The Leader as Coach
Once upon a time, most people began successful careers by developing expertise in a technical, functional, or professional domain. Doing your job well meant having the right answers. If you could prove yourself that way, you’d rise up the ladder and eventually move into people management—at which point you had to ensure that your subordinates had those same answers.
As a manager, you knew what needed to be done, you taught others how to do it, and you evaluated their performance. Command and control was the name of the game, and your goal was to direct and develop employees who understood how the business worked and were able to reproduce its previous successes.
Not today. Rapid, constant, and disruptive change is now the norm, and what succeeded in the past is no longer a guide to what will succeed in the future. Twenty-first-century managers simply don’t (and can’t!) have all the right answers. To cope with this new reality, companies are moving away from traditional command-and-control practices and toward something very different: a model in which managers give support and guidance rather than instructions, and employees learn how to adapt to constantly changing environments in ways that unleash fresh energy, innovation, and commitment.

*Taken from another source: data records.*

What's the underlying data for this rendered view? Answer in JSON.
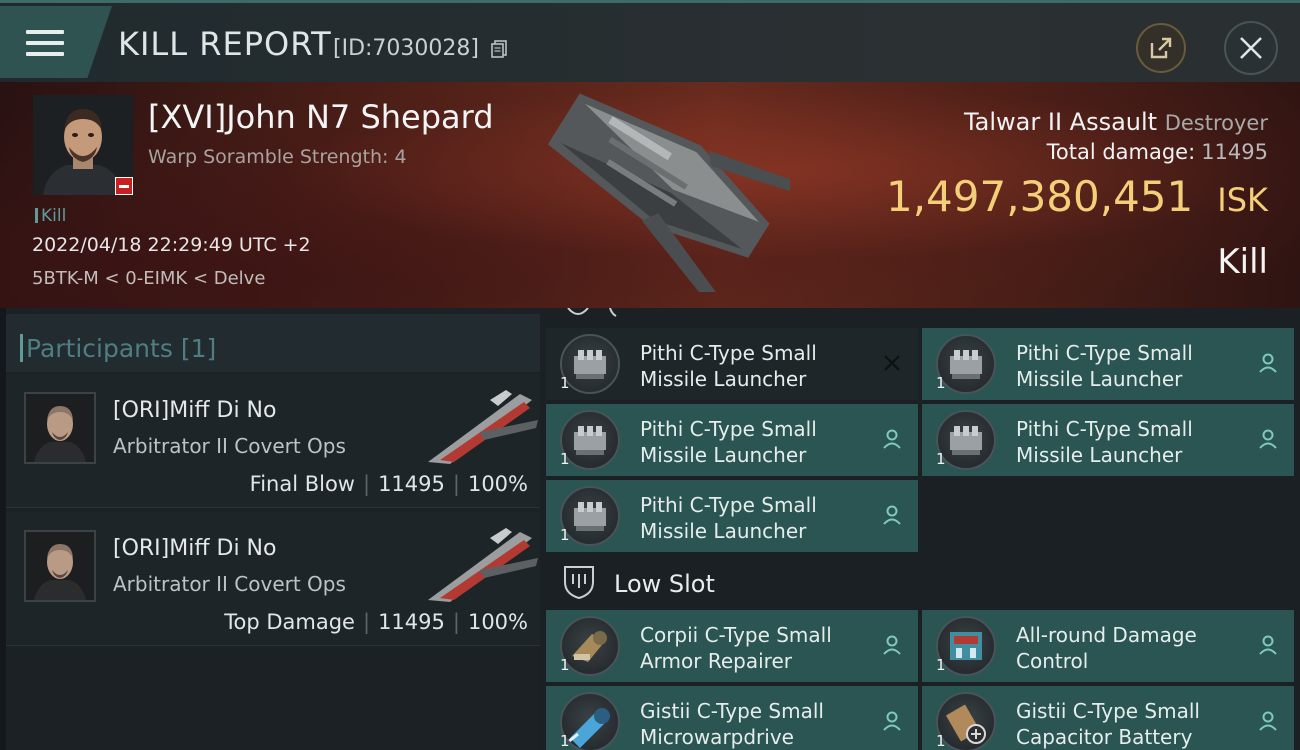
{
  "header": {
    "title": "KILL REPORT",
    "kill_id": "[ID:7030028]"
  },
  "victim": {
    "pilot_name": "[XVI]John N7 Shepard",
    "warp_scramble": "Warp Soramble Strength: 4",
    "tag": "Kill",
    "datetime": "2022/04/18 22:29:49 UTC +2",
    "location": "5BTK-M < 0-EIMK < Delve",
    "ship_name": "Talwar II Assault",
    "ship_class": "Destroyer",
    "total_damage_label": "Total damage:",
    "total_damage_value": "11495",
    "isk_value": "1,497,380,451",
    "isk_unit": "ISK",
    "result_label": "Kill"
  },
  "participants": {
    "title": "Participants",
    "count": "[1]",
    "cards": [
      {
        "name": "[ORI]Miff Di No",
        "ship": "Arbitrator II Covert Ops",
        "role": "Final Blow",
        "damage": "11495",
        "percent": "100%"
      },
      {
        "name": "[ORI]Miff Di No",
        "ship": "Arbitrator II Covert Ops",
        "role": "Top Damage",
        "damage": "11495",
        "percent": "100%"
      }
    ]
  },
  "modules": {
    "mid_rows": [
      {
        "line1": "Pithi C-Type Small",
        "line2": "Missile Launcher",
        "qty": "1",
        "status": "destroyed"
      },
      {
        "line1": "Pithi C-Type Small",
        "line2": "Missile Launcher",
        "qty": "1",
        "status": "dropped"
      },
      {
        "line1": "Pithi C-Type Small",
        "line2": "Missile Launcher",
        "qty": "1",
        "status": "dropped"
      },
      {
        "line1": "Pithi C-Type Small",
        "line2": "Missile Launcher",
        "qty": "1",
        "status": "dropped"
      },
      {
        "line1": "Pithi C-Type Small",
        "line2": "Missile Launcher",
        "qty": "1",
        "status": "dropped"
      }
    ],
    "low_slot_title": "Low Slot",
    "low_rows": [
      {
        "line1": "Corpii C-Type Small",
        "line2": "Armor Repairer",
        "qty": "1",
        "status": "dropped"
      },
      {
        "line1": "All-round Damage",
        "line2": "Control",
        "qty": "1",
        "status": "dropped"
      },
      {
        "line1": "Gistii C-Type Small",
        "line2": "Microwarpdrive",
        "qty": "1",
        "status": "dropped"
      },
      {
        "line1": "Gistii C-Type Small",
        "line2": "Capacitor Battery",
        "qty": "1",
        "status": "dropped"
      }
    ]
  },
  "colors": {
    "accent_teal": "#2a5552",
    "isk_gold": "#f4cf7a",
    "banner_red": "#6b2d1f"
  },
  "icons": [
    "menu-icon",
    "copy-icon",
    "share-icon",
    "close-icon",
    "person-icon",
    "x-icon",
    "shield-slot-icon"
  ]
}
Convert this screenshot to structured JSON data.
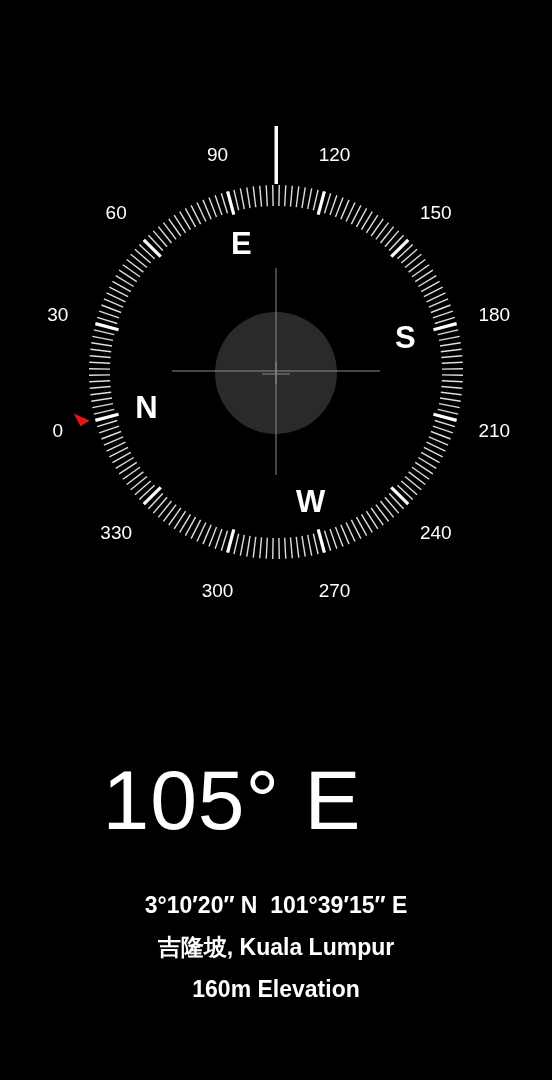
{
  "dial_labels": [
    "0",
    "30",
    "60",
    "90",
    "120",
    "150",
    "180",
    "210",
    "240",
    "270",
    "300",
    "330"
  ],
  "cardinals": [
    "N",
    "E",
    "S",
    "W"
  ],
  "heading": "105° E",
  "coordinates": "3°10′20″ N  101°39′15″ E",
  "location": "吉隆坡, Kuala Lumpur",
  "elevation": "160m Elevation"
}
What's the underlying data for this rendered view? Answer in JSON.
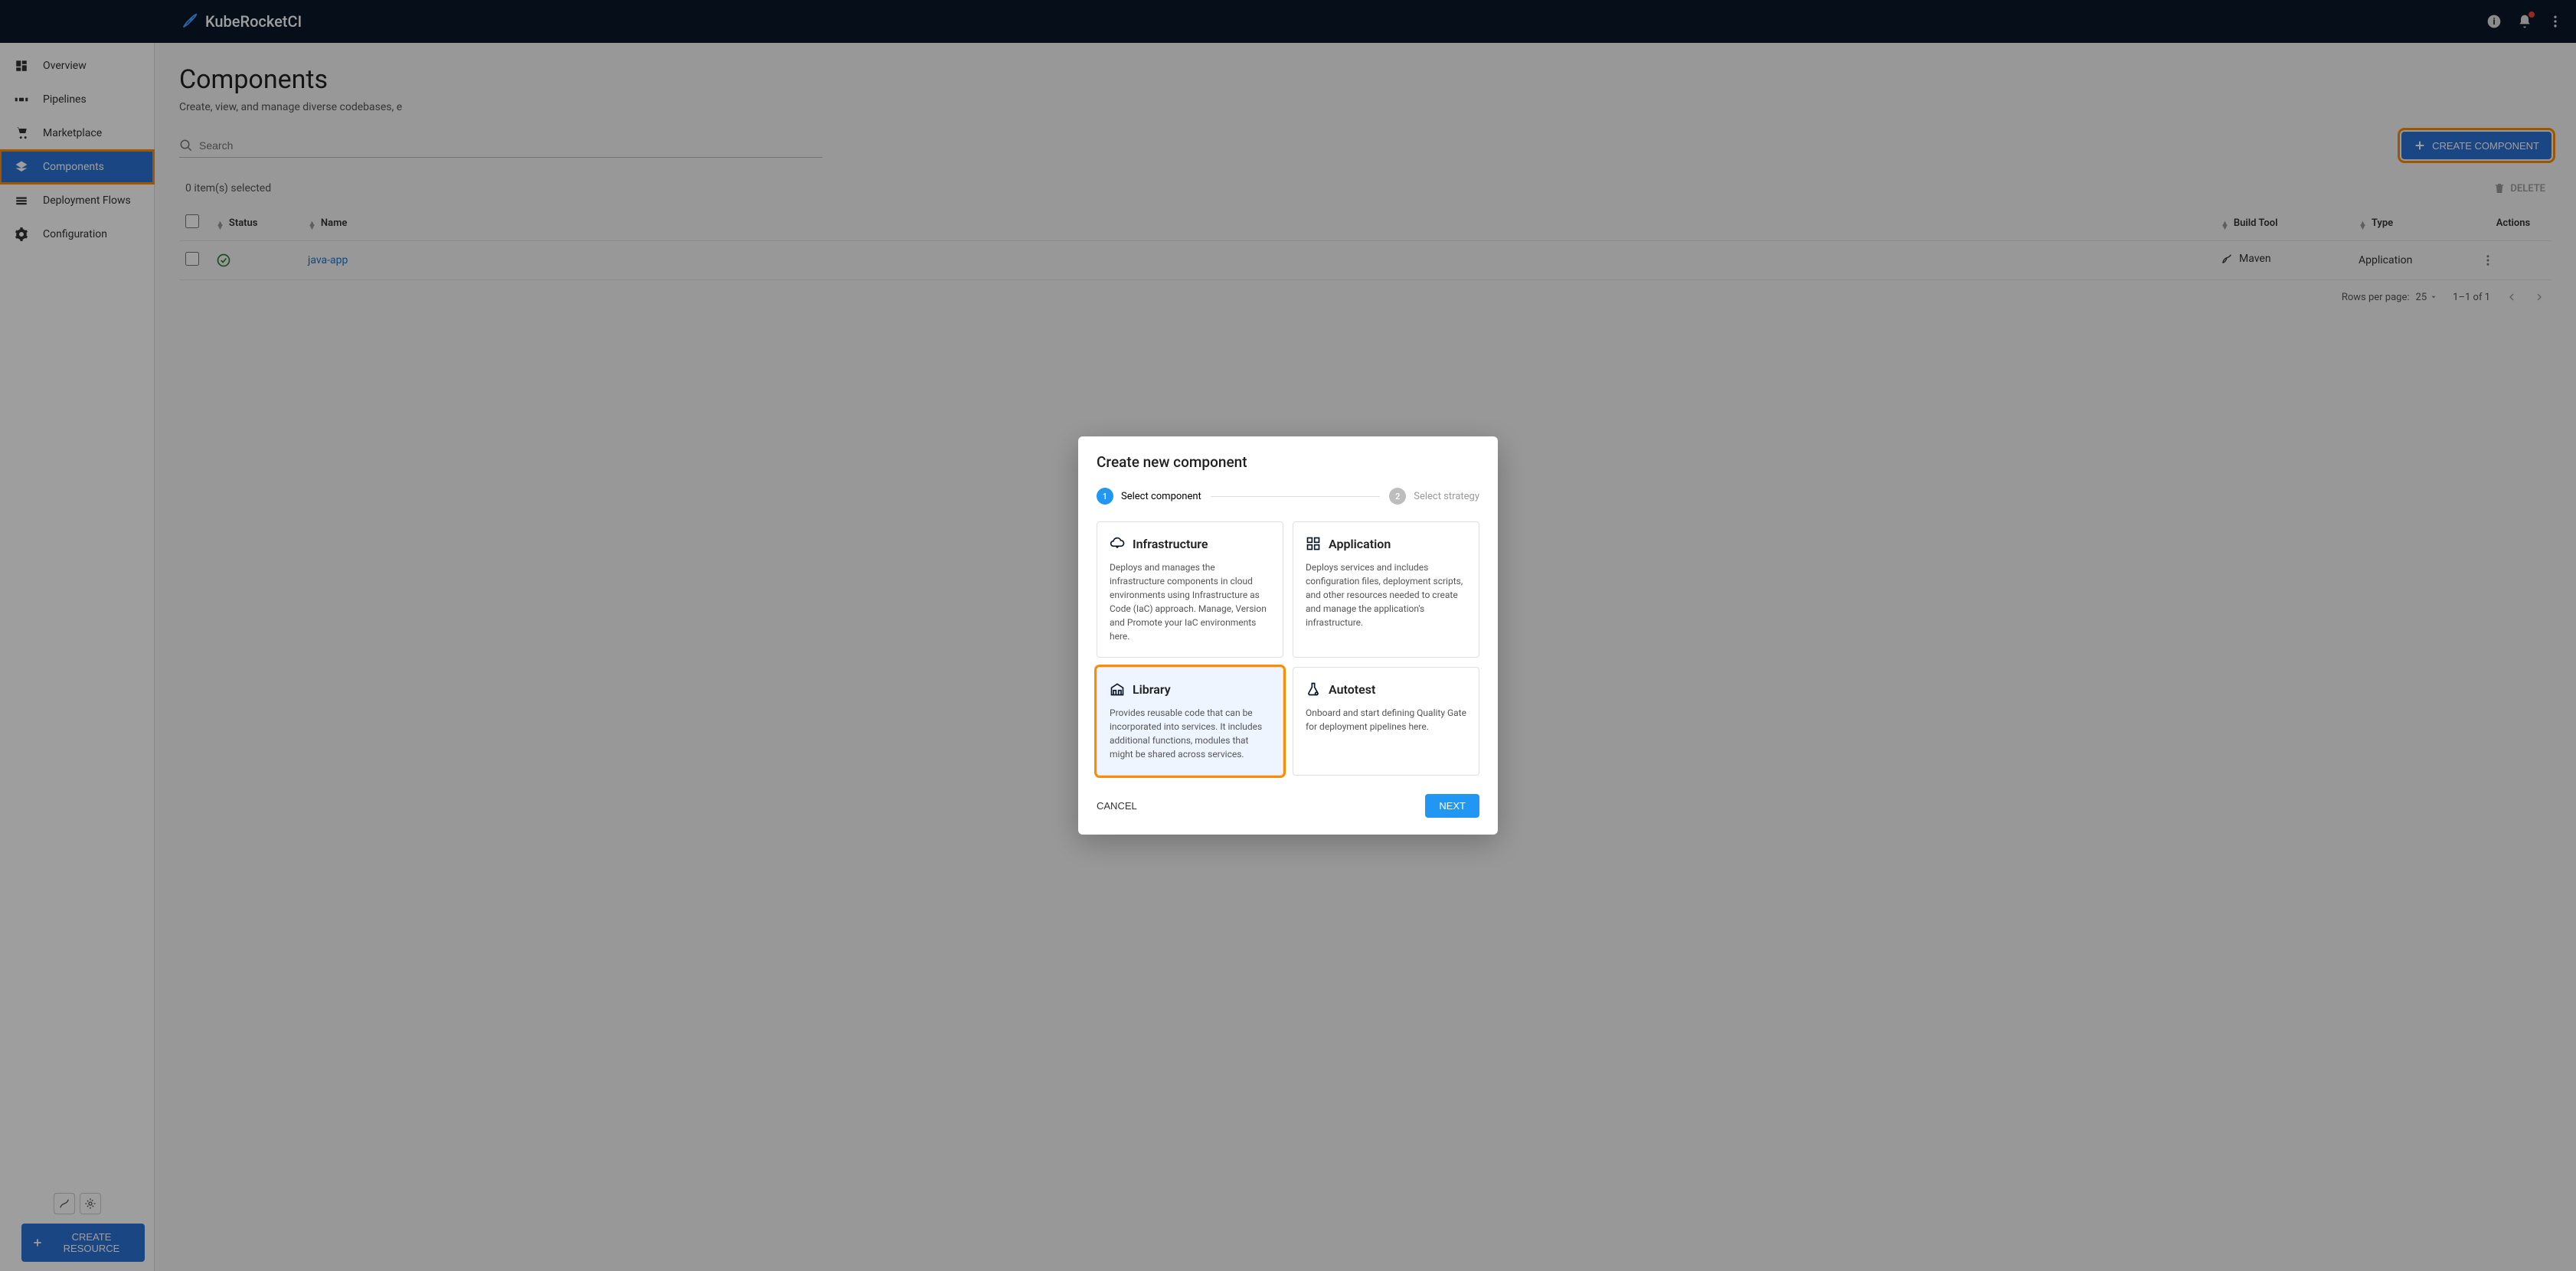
{
  "app": {
    "title": "KubeRocketCI"
  },
  "sidebar": {
    "items": [
      {
        "label": "Overview"
      },
      {
        "label": "Pipelines"
      },
      {
        "label": "Marketplace"
      },
      {
        "label": "Components"
      },
      {
        "label": "Deployment Flows"
      },
      {
        "label": "Configuration"
      }
    ],
    "create_resource": "CREATE RESOURCE"
  },
  "page": {
    "title": "Components",
    "subtitle": "Create, view, and manage diverse codebases, e",
    "subtitle_link_trail": "."
  },
  "toolbar": {
    "search_placeholder": "Search",
    "create_button": "CREATE COMPONENT"
  },
  "selection": {
    "text": "0 item(s) selected",
    "delete": "DELETE"
  },
  "table": {
    "headers": {
      "status": "Status",
      "name": "Name",
      "build_tool": "Build Tool",
      "type": "Type",
      "actions": "Actions"
    },
    "rows": [
      {
        "name": "java-app",
        "build_tool": "Maven",
        "type": "Application"
      }
    ]
  },
  "pagination": {
    "rows_label": "Rows per page:",
    "page_size": "25",
    "range": "1–1 of 1"
  },
  "modal": {
    "title": "Create new component",
    "steps": {
      "step1": "Select component",
      "step2": "Select strategy"
    },
    "options": {
      "infrastructure": {
        "title": "Infrastructure",
        "desc": "Deploys and manages the infrastructure components in cloud environments using Infrastructure as Code (IaC) approach. Manage, Version and Promote your IaC environments here."
      },
      "application": {
        "title": "Application",
        "desc": "Deploys services and includes configuration files, deployment scripts, and other resources needed to create and manage the application's infrastructure."
      },
      "library": {
        "title": "Library",
        "desc": "Provides reusable code that can be incorporated into services. It includes additional functions, modules that might be shared across services."
      },
      "autotest": {
        "title": "Autotest",
        "desc": "Onboard and start defining Quality Gate for deployment pipelines here."
      }
    },
    "cancel": "CANCEL",
    "next": "NEXT"
  }
}
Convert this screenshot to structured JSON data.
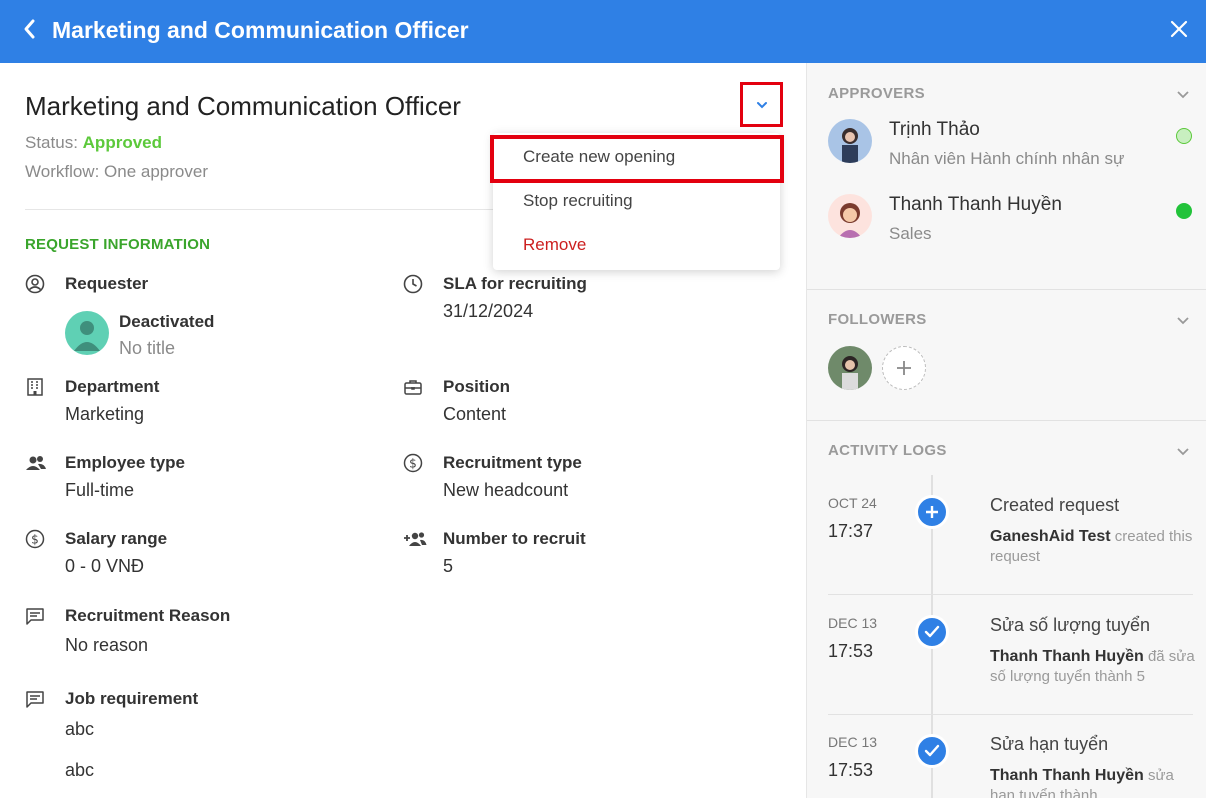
{
  "header": {
    "title": "Marketing and Communication Officer"
  },
  "request": {
    "title": "Marketing and Communication Officer",
    "status_label": "Status:",
    "status_value": "Approved",
    "workflow": "Workflow: One approver"
  },
  "menu": {
    "items": [
      "Create new opening",
      "Stop recruiting",
      "Remove"
    ]
  },
  "section_title": "REQUEST INFORMATION",
  "fields": {
    "requester": {
      "label": "Requester",
      "name": "Deactivated",
      "title": "No title"
    },
    "sla": {
      "label": "SLA for recruiting",
      "value": "31/12/2024"
    },
    "department": {
      "label": "Department",
      "value": "Marketing"
    },
    "position": {
      "label": "Position",
      "value": "Content"
    },
    "employee_type": {
      "label": "Employee type",
      "value": "Full-time"
    },
    "recruitment_type": {
      "label": "Recruitment type",
      "value": "New headcount"
    },
    "salary": {
      "label": "Salary range",
      "value": "0 - 0 VNĐ"
    },
    "number": {
      "label": "Number to recruit",
      "value": "5"
    },
    "reason": {
      "label": "Recruitment Reason",
      "value": "No reason"
    },
    "job_req": {
      "label": "Job requirement",
      "line1": "abc",
      "line2": "abc"
    }
  },
  "approvers": {
    "title": "APPROVERS",
    "items": [
      {
        "name": "Trịnh Thảo",
        "role": "Nhân viên Hành chính nhân sự",
        "status_color": "#c8efc0"
      },
      {
        "name": "Thanh Thanh Huyền",
        "role": "Sales",
        "status_color": "#22c33a"
      }
    ]
  },
  "followers": {
    "title": "FOLLOWERS"
  },
  "activity": {
    "title": "ACTIVITY LOGS",
    "items": [
      {
        "date": "OCT 24",
        "time": "17:37",
        "head": "Created request",
        "actor": "GaneshAid Test",
        "text": "created this request",
        "icon": "plus-icon"
      },
      {
        "date": "DEC 13",
        "time": "17:53",
        "head": "Sửa số lượng tuyển",
        "actor": "Thanh Thanh Huyền",
        "text": "đã sửa số lượng tuyển thành 5",
        "icon": "check-icon"
      },
      {
        "date": "DEC 13",
        "time": "17:53",
        "head": "Sửa hạn tuyển",
        "actor": "Thanh Thanh Huyền",
        "text": "sửa hạn tuyển thành",
        "icon": "check-icon"
      }
    ]
  },
  "colors": {
    "brand": "#2f80e5",
    "approved": "#5cc93b",
    "section": "#3aa52c",
    "danger": "#cc1f1f",
    "highlight": "#e3000f"
  }
}
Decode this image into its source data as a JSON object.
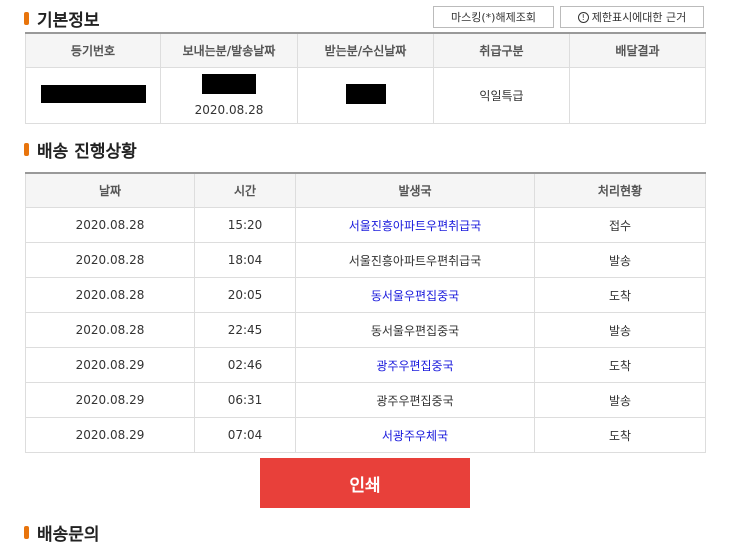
{
  "basic_info": {
    "title": "기본정보",
    "masking_button": "마스킹(*)해제조회",
    "notice_button_icon": "!",
    "notice_button": "제한표시에대한 근거",
    "headers": [
      "등기번호",
      "보내는분/발송날짜",
      "받는분/수신날짜",
      "취급구분",
      "배달결과"
    ],
    "send_date": "2020.08.28",
    "handling_type": "익일특급",
    "delivery_result": ""
  },
  "tracking": {
    "title": "배송 진행상황",
    "headers": [
      "날짜",
      "시간",
      "발생국",
      "처리현황"
    ],
    "rows": [
      {
        "date": "2020.08.28",
        "time": "15:20",
        "office": "서울진흥아파트우편취급국",
        "status": "접수"
      },
      {
        "date": "2020.08.28",
        "time": "18:04",
        "office": "서울진흥아파트우편취급국",
        "status": "발송"
      },
      {
        "date": "2020.08.28",
        "time": "20:05",
        "office": "동서울우편집중국",
        "status": "도착"
      },
      {
        "date": "2020.08.28",
        "time": "22:45",
        "office": "동서울우편집중국",
        "status": "발송"
      },
      {
        "date": "2020.08.29",
        "time": "02:46",
        "office": "광주우편집중국",
        "status": "도착"
      },
      {
        "date": "2020.08.29",
        "time": "06:31",
        "office": "광주우편집중국",
        "status": "발송"
      },
      {
        "date": "2020.08.29",
        "time": "07:04",
        "office": "서광주우체국",
        "status": "도착"
      }
    ]
  },
  "print_button": "인쇄",
  "next_section_title": "배송문의"
}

The role of the manager, in short, is becoming that of a coach.
This is a dramatic and fundamental shift, and we’ve observed it firsthand. Over the past decade, we’ve seen it in our ongoing research on how organizations are transforming themselves for the digital age; we’ve discerned it from what our executive students and coaching clients have told us about the leadership skills they want to cultivate in themselves and throughout their firms; and we’ve noticed that more and more of the companies we work with are investing in training their leaders as coaches. Increasingly, coaching is becoming integral to the fabric of a learning culture—a skill that good managers at all levels need to develop and deploy.
We should note that when we talk about coaching, we mean something broader than just the efforts of consultants who are hired to help executives build their personal and professional skills. That work is important and sometimes vital, but it’s temporary and executed by outsiders. The coaching we’re talking about—the kind that creates a true learning organization—is ongoing and executed by those inside the organization. It’s work that all managers should engage in with all their people all the time, in ways that help define the organization’s culture and advance its mission. An effective manager-as-coach asks questions instead of providing answers, supports employees instead of judging them, and facilitates their development instead of dictating what has to be done.
Companies are moving away from traditional command-and-control practices.
This conception of coaching represents an evolution. Coaching is no longer just a benevolent form of sharing what you know with somebody less experienced or less senior, although that remains a valuable aspect. It’s also a way of asking questions so as to spark insights in the other person. As Sir John Whitmore, a leading figure in the field, defined it, skilled coaching involves “unlocking people’s potential to maximize their own performance.” The best practitioners have mastered both parts of the process—imparting knowledge and helping others discover it themselves—and they can artfully do both in different situations.
It’s one thing to aspire to that kind of coaching, but it’s another to make it happen as an everyday practice throughout the many layers of an organization. At most firms, a big gap still yawns between aspiration and practice—and we’ve written this article to help readers bridge it. We focus first on how to develop coaching as an individual managerial capacity, and then on how to make it an organizational one.
You’re Not as Good as You Think
For leaders who are accustomed to tackling performance problems by telling people what to do, a coaching approach often feels too “soft.” What’s more, it can make them psychologically uncomfortable, because it deprives them of their most familiar management tool: asserting their authority. So they resist coaching—and left to their own devices, they may not even give it a try. “I’m too busy,” they’ll say, or “This isn’t the best use of my time,” or “The people I’m saddled with aren’t coachable.” In Daniel Goleman’s classic study of leadership styles, published in this magazine in 2000, leaders ranked coaching as their least-favorite style, saying they simply didn’t have time for the slow and tedious work of teaching people and helping them grow.
Even if many managers are unenthusiastic about coaching, most think they’re pretty good at it. But a lot of them are not. In one study, 3,761 executives assessed their own coaching skills, and then their assessments were compared with those of people who worked with them. The results didn’t align well. Twenty-four percent of the executives significantly overestimated their abilities, rating themselves as above average while their colleagues ranked them in the bottom third of the group. That’s a telling mismatch. “If you think you’re a good coach but you actually aren’t,” the authors of the study wrote, “this data suggests you may be a good deal worse than you imagined.”
Coaching well can be hard for even the most competent and well-meaning of managers. One of us (Herminia) teaches a class to executives that makes this clear year after year. The executives are given a case study and asked to play the role of a manager who must decide whether to fire or coach a direct report who is not performing up to par. The employee has made obvious errors of judgment, but the manager has contributed significantly to the problem by having alternately ignored and micromanaged him.